The combination of low-cost forking (which makes new software generations very rich and diverse) and operational models that can easily select the fittest code in a given generation create a super-charged Deming cycle of sustainable innovation, quality, and value. But to make this cycle effective, the code itself must be susceptible to innovation. Black boxes of proprietary software define the point at which population-driven innovation stops. To fully realize the benefits of the population dynamics of open source innovation, the source code must be available at every level of the system.
We cannot solve problems by using the same thinking we used when we created them. —Albert Einstein
To summarize this rather far-reaching thesis, the world of Enterprise IT has been suffering under the delusion that if we throw enough money at enough black boxes, one of them will surely solve the problems that we were originally tasked with solving. Even if true, the world changes at such a rate that solving a problem once relevant in the past is likely no longer relevant in the future, especially if that problem is merely a symptom of a deeper problem. Recent results in economic theory teach that price and output analysis tend to reveal symptoms, but rarely uncover real, sustainable solutions. But an economic understanding of governance, transactions, and mutual benefit can inform not only sustainable solutions, but can induce ongoing, sustainable innovation, thereby creating ever-increasing business or social value.
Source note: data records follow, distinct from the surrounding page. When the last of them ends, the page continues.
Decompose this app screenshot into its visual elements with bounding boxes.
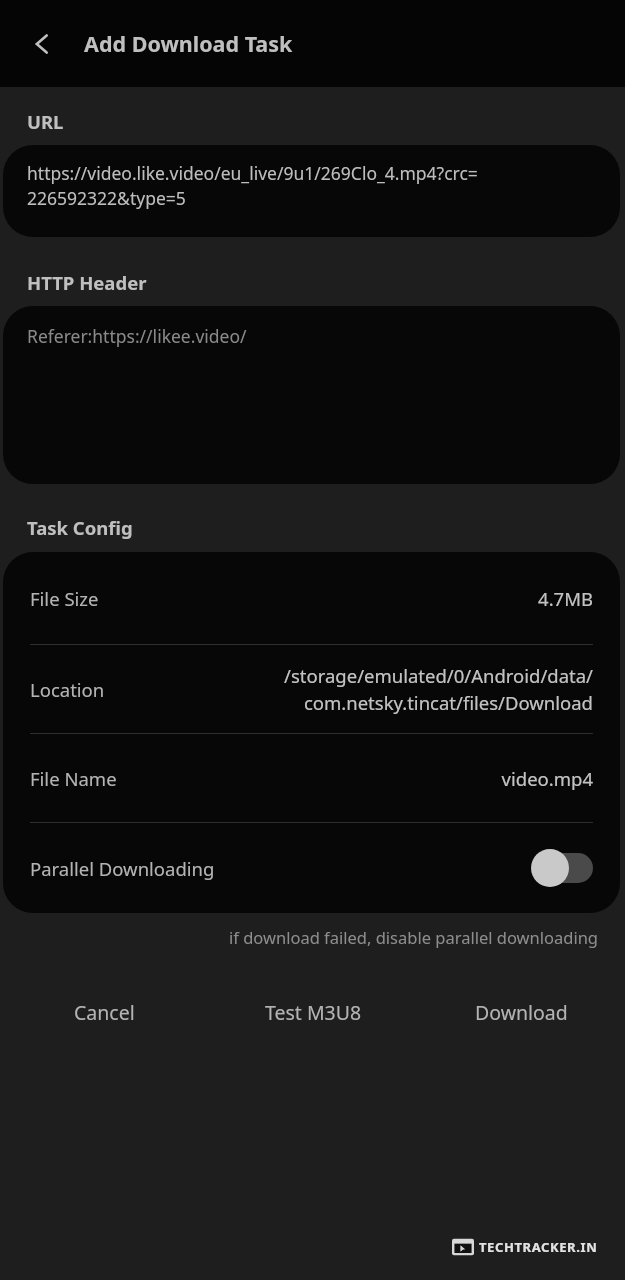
staticText: File Name <box>30 766 117 791</box>
staticText: Download <box>475 999 568 1026</box>
staticText: video.mp4 <box>501 766 593 791</box>
staticText: Referer:https://likee.video/ <box>27 324 247 348</box>
staticText: https://video.like.video/eu_live/9u1/269… <box>27 161 478 211</box>
staticText: TECHTRACKER.IN <box>479 1238 598 1256</box>
button[interactable]: Parallel Downloading <box>3 823 620 913</box>
staticText: Location <box>30 677 105 702</box>
staticText: HTTP Header <box>27 270 147 295</box>
button[interactable]: https://video.like.video/eu_live/9u1/269… <box>3 145 620 237</box>
button[interactable]: File Size <box>3 552 620 644</box>
button[interactable]: File Name <box>3 734 620 822</box>
staticText: Cancel <box>74 999 135 1026</box>
button[interactable]: Location <box>3 645 620 733</box>
button[interactable]: Back <box>18 20 66 68</box>
staticText: if download failed, disable parallel dow… <box>0 926 598 948</box>
staticText: URL <box>27 109 64 134</box>
staticText: Test M3U8 <box>265 999 362 1026</box>
staticText: Task Config <box>27 515 133 540</box>
button[interactable]: Download <box>417 984 625 1040</box>
staticText: Parallel Downloading <box>30 856 215 881</box>
staticText: /storage/emulated/0/Android/data/ com.ne… <box>284 663 593 716</box>
button[interactable]: Referer:https://likee.video/ <box>3 306 620 484</box>
staticText: 4.7MB <box>538 586 593 611</box>
other: Parallel Downloading toggle <box>531 849 593 887</box>
button[interactable]: Cancel <box>0 984 209 1040</box>
staticText: Add Download Task <box>84 29 293 58</box>
staticText: File Size <box>30 586 99 611</box>
button[interactable]: Test M3U8 <box>209 984 417 1040</box>
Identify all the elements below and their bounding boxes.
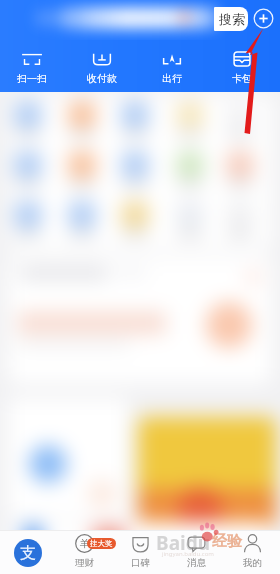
- button[interactable]: 羊: [56, 531, 112, 574]
- button[interactable]: Home: [0, 531, 56, 574]
- button[interactable]: Add: [252, 7, 275, 30]
- staticText: 搜索: [219, 11, 245, 27]
- button[interactable]: 卡包: [207, 48, 277, 85]
- staticText: Baidu: [156, 530, 211, 556]
- button[interactable]: 扫一扫: [0, 48, 67, 85]
- button[interactable]: 我的: [224, 531, 280, 574]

Evolutionary Game Theory provides a framework for national-level and enterprise-level analysis of a shift from proprietary applications to cloud computing. Factors such a financial capital, knowledge capital, business value potential, and trust capital influence both the processes of natural selection across populations as well as the myopic decisions of agents within populations. Open source software enables vital mechanisms prohibited by proprietary software, fundamentally changing the evolutionary rate and quality of successive generations of (cloud) applications. There is perhaps no easier nor faster way to add more value to enterprise, national, or global accounts than to embrace open source cloud computing and evolve beyond the problems of proprietary applications and platforms. All it requires is that you do something—as a member of the open source community—no matter how insignificant it may seem.